Oleg Sentsov : une tribune dans "Le Monde" appelle à sauver de la mort le cinéaste ukrainien

Publié le 13/08/2018 à 11H42
Le cinéaste ukrainien Oleg Sentsov, prisonnier politique dans une geöle de Sibérie, en 2015.

Le cinéaste ukrainien Oleg Sentsov, prisonnier politique dans une geöle de Sibérie, en 2015.

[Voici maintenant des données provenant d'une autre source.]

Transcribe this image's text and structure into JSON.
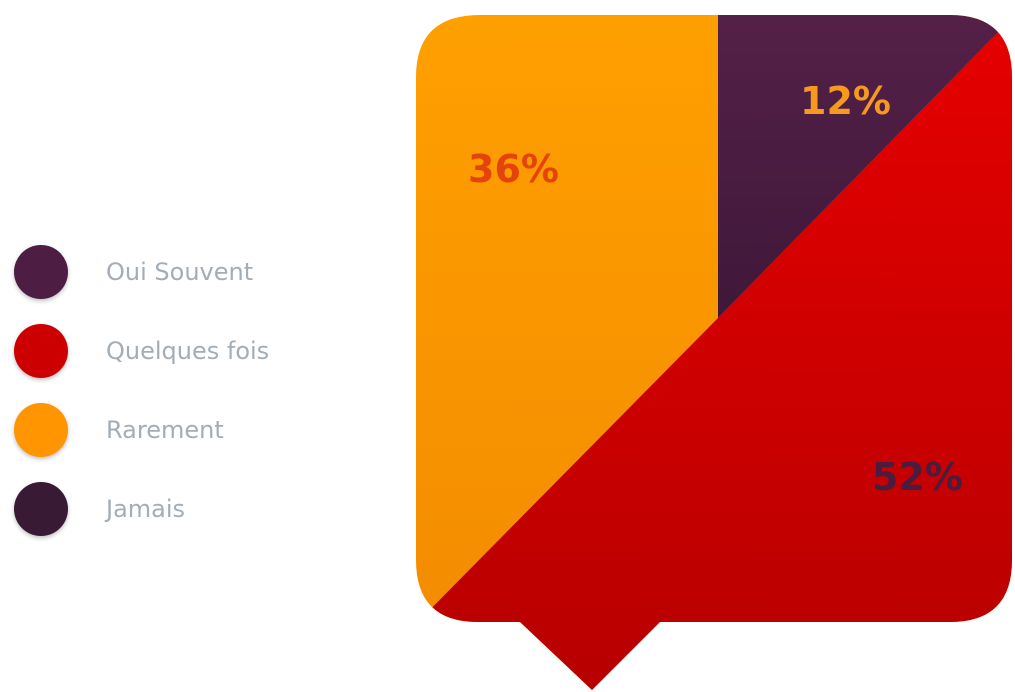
{
  "colors": {
    "purple": "#4d1d44",
    "red": "#cc0000",
    "orange": "#ff9500",
    "dark_purple": "#391a34",
    "legend_text": "#a3adb6"
  },
  "legend": [
    {
      "label": "Oui Souvent",
      "color": "#4d1d44"
    },
    {
      "label": "Quelques fois",
      "color": "#cc0000"
    },
    {
      "label": "Rarement",
      "color": "#ff9500"
    },
    {
      "label": "Jamais",
      "color": "#391a34"
    }
  ],
  "chart_data": {
    "type": "pie",
    "title": "",
    "categories": [
      "Oui Souvent",
      "Quelques fois",
      "Rarement",
      "Jamais"
    ],
    "values": [
      12,
      52,
      36,
      0
    ],
    "value_labels": [
      "12%",
      "52%",
      "36%",
      ""
    ],
    "legend_position": "left"
  }
}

© FSIN in Yakutia/Siberian /SIPA

Un collectif de personnalités internationales du monde de la culture et du cinéma, parmi lesquelles les cinéastes Jean-Luc Godard, Ken Loach, Robert Guédiguian, Christophe Honoré et Michel Hazanavicius, réclament lundi dans une tribune au journal "Le Monde" la libération urgente du cinéaste ukrainien Oleg Sentsov. Ce dernier, en grève de la faim depuis trois mois en Russie, est en danger de mort.

Oleg Sentsov est détenu en Russie depuis plus de quatre ans, au nord de la Sibérie, "dans des conditions effroyables et inhumaines" rappellent les signataires de cette tribune publiée dans "Le Monde". "Il aurait perdu près de 30kg depuis le début de sa grève de la faim il y a trois mois."

"Sa condamnation à vingt ans de réclusion par un tribunal militaire russe, au terme d'un procès qui n'a manifestement pas respecté les droits de la défense, est une violation du droit international et des normes fondamentales de la justice",  estime la tribune signée également par la ministre française de la Culture Françoise Nyssen.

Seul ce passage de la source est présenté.